When the Chinese government started to tighten scrutiny of the country’s technology giants around mid-year, investors were keen to look for high-growth alternatives.
With Chinese deals on hold, foreign banks marched into India in the hope of diversifying their revenues and muscling into upcoming tech deals.
JP Morgan continued to be among the top players in India ECM thanks to its ability to list companies at home and abroad, capture market trends and win important deals. It earned US$3.8bn of league table credit for a 10.5% market share, making it the top foreign bank, according to Refinitiv data.
It brought two landmark transactions – Paytm’s Rs183bn (US$2.47bn) IPO, lndia’s largest, and the US$1.03bn Nasdaq IPO of Freshworks, the first overseas tech listing from an India-linked company in over a decade.
JP Morgan was instrumental in bringing international anchor investors to provide momentum to the IPO of mobile payments company Paytm (officially named One 97 Communications), since they were more familiar with the industry than local investors.
The bank also helped Freshworks price its deal at US$36 per share, above a range of US$32–$34 that had already been revised upward.
JP Morgan saw opportunities to launch deals in some industry sectors even when conditions appeared far from ideal.
It arranged the Rs56bn IPO of Sona Comstar, the country’s first electric vehicle-related float, amid a global correction in the sector. JP Morgan, as a joint bookrunner, persuaded investors to focus on the long-term potential of the industry and priced the deal at a hefty 2021 price to earnings multiple of 77.60 compared with the industry average of 73.08.

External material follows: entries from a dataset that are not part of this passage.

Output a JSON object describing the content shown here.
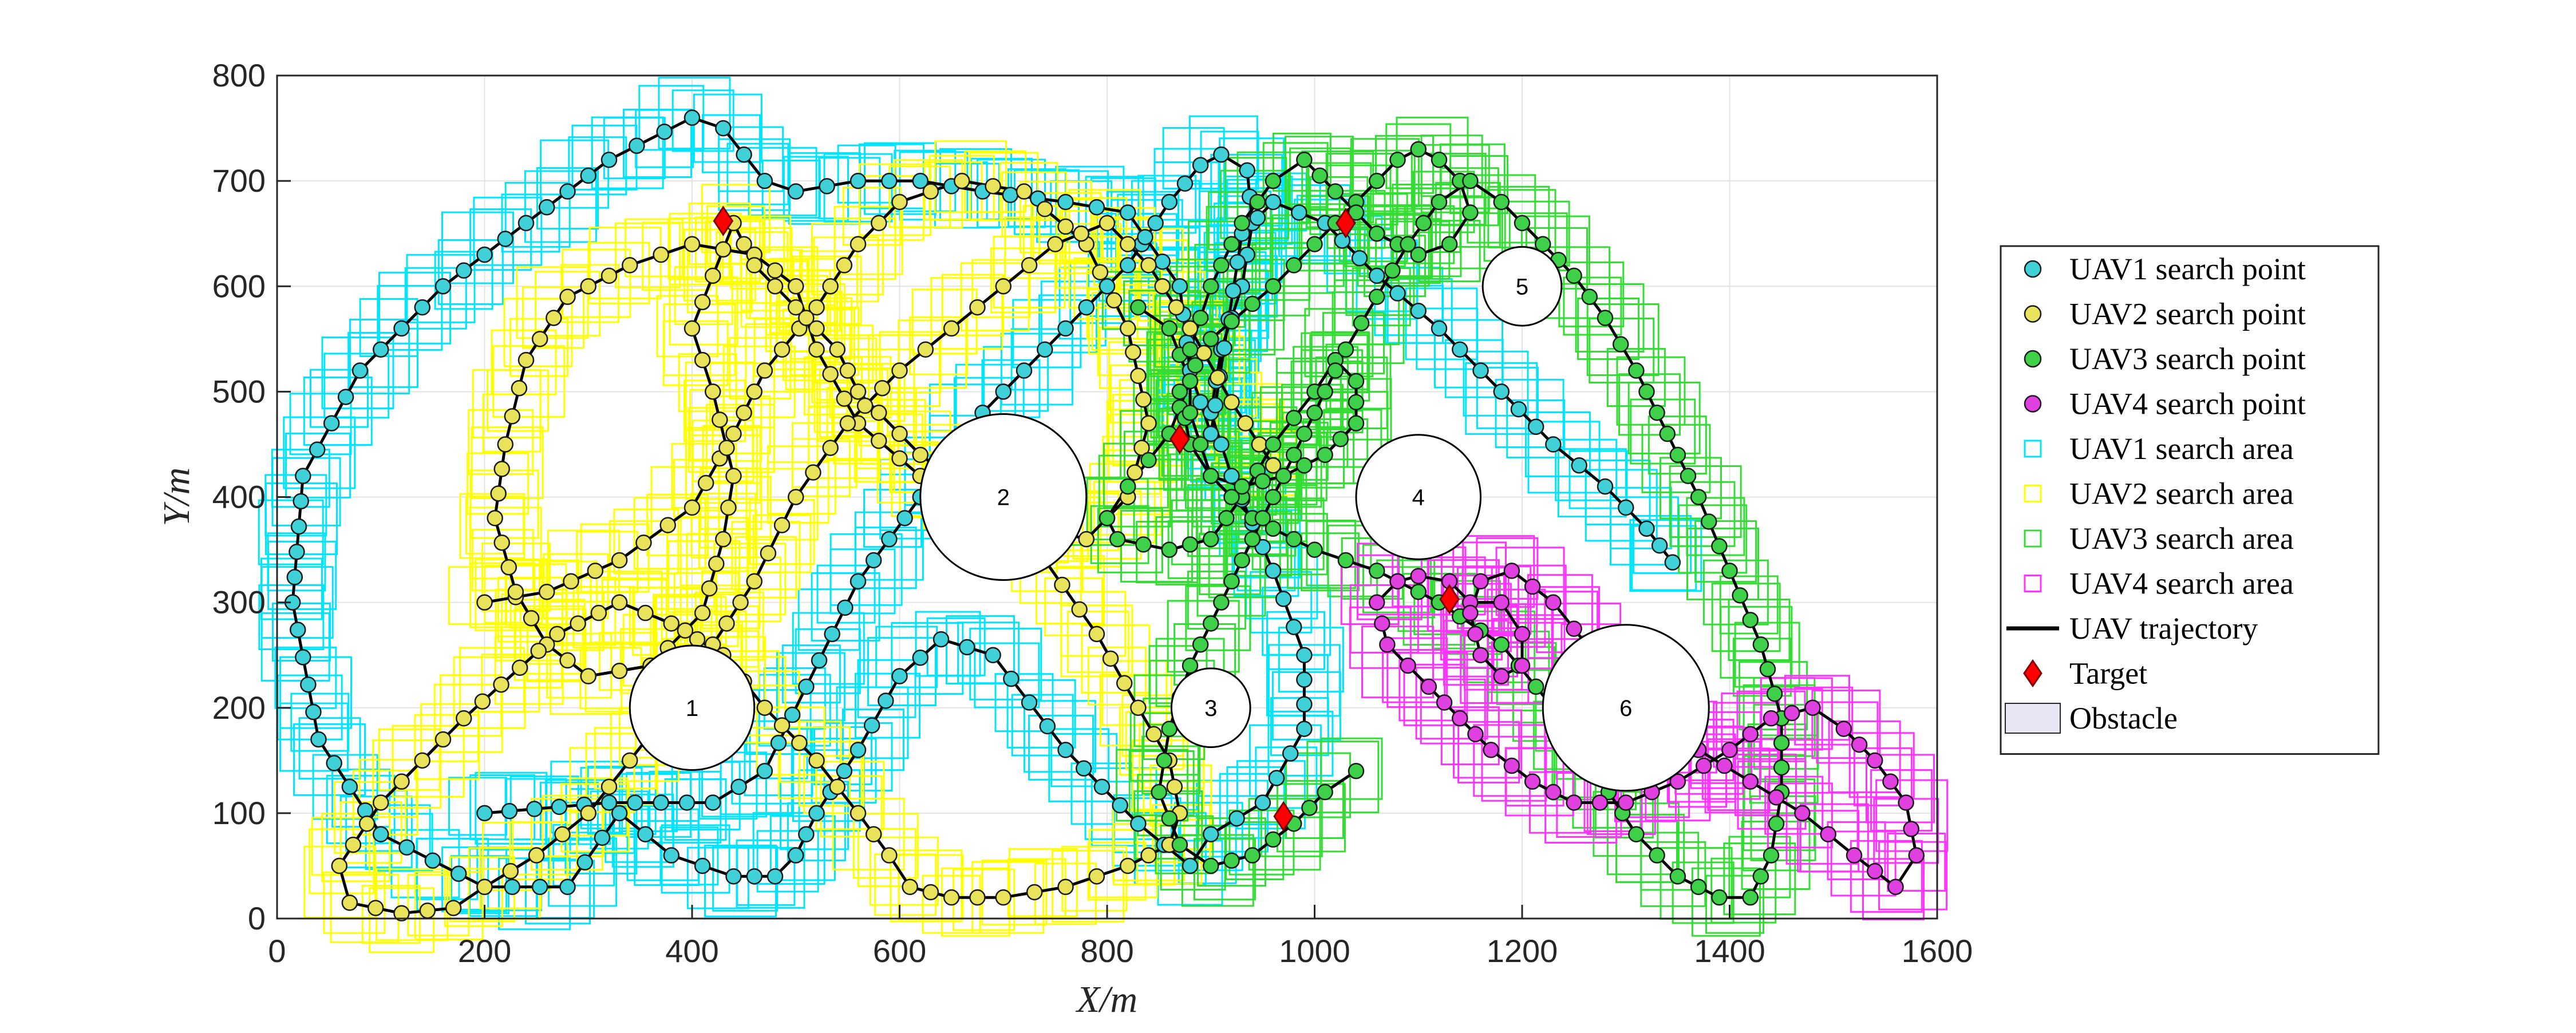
{
  "chart_data": {
    "type": "scatter",
    "xlabel": "X/m",
    "ylabel": "Y/m",
    "xlim": [
      0,
      1600
    ],
    "ylim": [
      0,
      800
    ],
    "xticks": [
      0,
      200,
      400,
      600,
      800,
      1000,
      1200,
      1400,
      1600
    ],
    "yticks": [
      0,
      100,
      200,
      300,
      400,
      500,
      600,
      700,
      800
    ],
    "grid": true,
    "legend_position": "outside-right",
    "legend": [
      {
        "label": "UAV1 search point",
        "marker": "circle",
        "color": "#3fd0d8"
      },
      {
        "label": "UAV2 search point",
        "marker": "circle",
        "color": "#e8e35a"
      },
      {
        "label": "UAV3 search point",
        "marker": "circle",
        "color": "#3fd04a"
      },
      {
        "label": "UAV4 search point",
        "marker": "circle",
        "color": "#e040e0"
      },
      {
        "label": "UAV1 search area",
        "marker": "square",
        "color": "#00e5ff"
      },
      {
        "label": "UAV2 search area",
        "marker": "square",
        "color": "#ffff00"
      },
      {
        "label": "UAV3 search area",
        "marker": "square",
        "color": "#33dd33"
      },
      {
        "label": "UAV4 search area",
        "marker": "square",
        "color": "#ff33ff"
      },
      {
        "label": "UAV trajectory",
        "marker": "line",
        "color": "#000000"
      },
      {
        "label": "Target",
        "marker": "diamond",
        "color": "#ff0000"
      },
      {
        "label": "Obstacle",
        "marker": "rect",
        "color": "#e6e6f5"
      }
    ],
    "obstacles": [
      {
        "label": "1",
        "x": 400,
        "y": 200,
        "r": 60
      },
      {
        "label": "2",
        "x": 700,
        "y": 400,
        "r": 80
      },
      {
        "label": "3",
        "x": 900,
        "y": 200,
        "r": 38
      },
      {
        "label": "4",
        "x": 1100,
        "y": 400,
        "r": 60
      },
      {
        "label": "5",
        "x": 1200,
        "y": 600,
        "r": 38
      },
      {
        "label": "6",
        "x": 1300,
        "y": 200,
        "r": 80
      }
    ],
    "targets": [
      {
        "x": 430,
        "y": 662
      },
      {
        "x": 1030,
        "y": 660
      },
      {
        "x": 870,
        "y": 455
      },
      {
        "x": 1130,
        "y": 303
      },
      {
        "x": 970,
        "y": 97
      }
    ],
    "series": [
      {
        "name": "UAV1",
        "color": "#3fd0d8",
        "area_color": "#00e5ff",
        "x": [
          200,
          320,
          420,
          470,
          510,
          560,
          620,
          680,
          760,
          820,
          860,
          890,
          910,
          935,
          940,
          930,
          910,
          900,
          920,
          960,
          990,
          990,
          950,
          900,
          880,
          830,
          760,
          690,
          640,
          600,
          560,
          520,
          500,
          480,
          440,
          380,
          330,
          280,
          200,
          100,
          40,
          15,
          25,
          80,
          160,
          240,
          320,
          400,
          430,
          470,
          500,
          560,
          620,
          680,
          760,
          820,
          870,
          880,
          900,
          930,
          960,
          1010,
          1060,
          1120,
          1180,
          1230,
          1280,
          1320,
          1345
        ],
        "y": [
          100,
          110,
          110,
          140,
          220,
          320,
          400,
          480,
          560,
          620,
          680,
          715,
          725,
          710,
          660,
          600,
          540,
          480,
          420,
          330,
          250,
          180,
          110,
          80,
          50,
          90,
          160,
          250,
          265,
          230,
          160,
          100,
          60,
          40,
          40,
          60,
          100,
          30,
          30,
          80,
          170,
          300,
          420,
          520,
          600,
          660,
          720,
          760,
          750,
          700,
          690,
          700,
          700,
          690,
          680,
          670,
          600,
          520,
          460,
          650,
          680,
          660,
          610,
          560,
          500,
          450,
          410,
          370,
          338
        ]
      },
      {
        "name": "UAV2",
        "color": "#e8e35a",
        "area_color": "#ffff00",
        "x": [
          200,
          260,
          330,
          400,
          440,
          470,
          520,
          560,
          600,
          660,
          720,
          780,
          820,
          840,
          820,
          780,
          700,
          620,
          560,
          520,
          500,
          460,
          400,
          340,
          280,
          240,
          220,
          210,
          230,
          260,
          300,
          360,
          410,
          430,
          440,
          420,
          400,
          420,
          440,
          460,
          500,
          540,
          560,
          620,
          690,
          740,
          790,
          830,
          860,
          870,
          860,
          820,
          760,
          700,
          650,
          610,
          590,
          560,
          520,
          470,
          430,
          380,
          330,
          270,
          180,
          100,
          60,
          70,
          120,
          170,
          200,
          250,
          300,
          340,
          380,
          420,
          460,
          500,
          550,
          600,
          650,
          700,
          750,
          800,
          840,
          880,
          920,
          960
        ],
        "y": [
          300,
          310,
          340,
          390,
          460,
          520,
          580,
          640,
          680,
          700,
          690,
          640,
          560,
          470,
          400,
          360,
          380,
          420,
          470,
          540,
          600,
          630,
          640,
          620,
          590,
          530,
          450,
          380,
          310,
          260,
          230,
          240,
          290,
          360,
          420,
          500,
          560,
          610,
          660,
          620,
          580,
          540,
          500,
          440,
          390,
          340,
          270,
          200,
          150,
          100,
          70,
          50,
          30,
          20,
          20,
          30,
          60,
          100,
          150,
          200,
          250,
          280,
          300,
          270,
          190,
          110,
          50,
          15,
          5,
          10,
          30,
          60,
          100,
          150,
          200,
          260,
          320,
          400,
          470,
          520,
          560,
          600,
          640,
          660,
          620,
          560,
          490,
          430
        ]
      },
      {
        "name": "UAV3",
        "color": "#3fd04a",
        "area_color": "#33dd33",
        "x": [
          830,
          860,
          880,
          860,
          820,
          800,
          810,
          860,
          900,
          930,
          960,
          1000,
          1020,
          1040,
          1040,
          1010,
          970,
          930,
          900,
          880,
          870,
          900,
          960,
          1020,
          1060,
          1080,
          1100,
          1120,
          1140,
          1150,
          1130,
          1100,
          1060,
          1020,
          990,
          960,
          930,
          900,
          880,
          880,
          900,
          940,
          1000,
          1060,
          1120,
          1180,
          1230,
          1270,
          1310,
          1350,
          1390,
          1420,
          1440,
          1450,
          1450,
          1430,
          1400,
          1370,
          1340,
          1310,
          1280,
          1250,
          1220,
          1200,
          1180,
          1150,
          1120,
          1090,
          1060,
          1030,
          1000,
          970,
          940,
          910,
          880,
          860,
          850,
          870,
          900,
          940,
          980,
          1010,
          1040
        ],
        "y": [
          580,
          560,
          510,
          460,
          410,
          380,
          360,
          350,
          360,
          400,
          450,
          500,
          530,
          510,
          470,
          440,
          420,
          410,
          420,
          450,
          500,
          550,
          600,
          660,
          700,
          720,
          730,
          720,
          700,
          670,
          640,
          630,
          650,
          690,
          720,
          700,
          660,
          600,
          540,
          480,
          420,
          380,
          350,
          330,
          300,
          260,
          200,
          140,
          80,
          40,
          20,
          20,
          60,
          120,
          190,
          260,
          330,
          400,
          460,
          520,
          570,
          610,
          640,
          660,
          680,
          700,
          680,
          640,
          590,
          540,
          480,
          420,
          360,
          300,
          240,
          180,
          120,
          70,
          50,
          60,
          90,
          120,
          140
        ]
      },
      {
        "name": "UAV4",
        "color": "#e040e0",
        "area_color": "#ff33ff",
        "x": [
          1060,
          1080,
          1100,
          1130,
          1150,
          1180,
          1200,
          1200,
          1180,
          1160,
          1150,
          1160,
          1190,
          1230,
          1270,
          1320,
          1370,
          1420,
          1470,
          1520,
          1560,
          1580,
          1570,
          1540,
          1510,
          1480,
          1440,
          1400,
          1350,
          1300,
          1250,
          1210,
          1170,
          1140,
          1110,
          1090,
          1070,
          1065
        ],
        "y": [
          300,
          320,
          325,
          320,
          300,
          300,
          270,
          240,
          230,
          250,
          290,
          320,
          330,
          300,
          250,
          200,
          160,
          130,
          100,
          60,
          30,
          60,
          110,
          150,
          180,
          200,
          190,
          160,
          130,
          110,
          110,
          130,
          160,
          190,
          220,
          240,
          260,
          280
        ]
      }
    ]
  }
}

The bank also took advantage of the nascent recovery in the property sector to launch two deals in Macrotech Developers. In April, during India’s second wave of the Covid-19 pandemic, it helped sell a Rs25bn IPO, the first real estate float in over a decade. In November, JP Morgan was one of the two IPO banks (out of 10) to lead a Rs40bn qualified institutional placement for Macrotech at Rs1,170 per share, or a 141% premium to the IPO price of Rs486.
JP Morgan’s growing influence helped it win spots on deals that were traditionally solely managed by other banks.
A highly prized deal was the Rs68bn block in HDFC Life Insurance. JP Morgan was picked as joint bookrunner by vendor Standard Life, which had launched seven transactions in HDFC Life since 2019 with another foreign bank. Standard Life also went with JP Morgan as sole bookrunner on a Rs31bn block in HDFC Asset Management Co.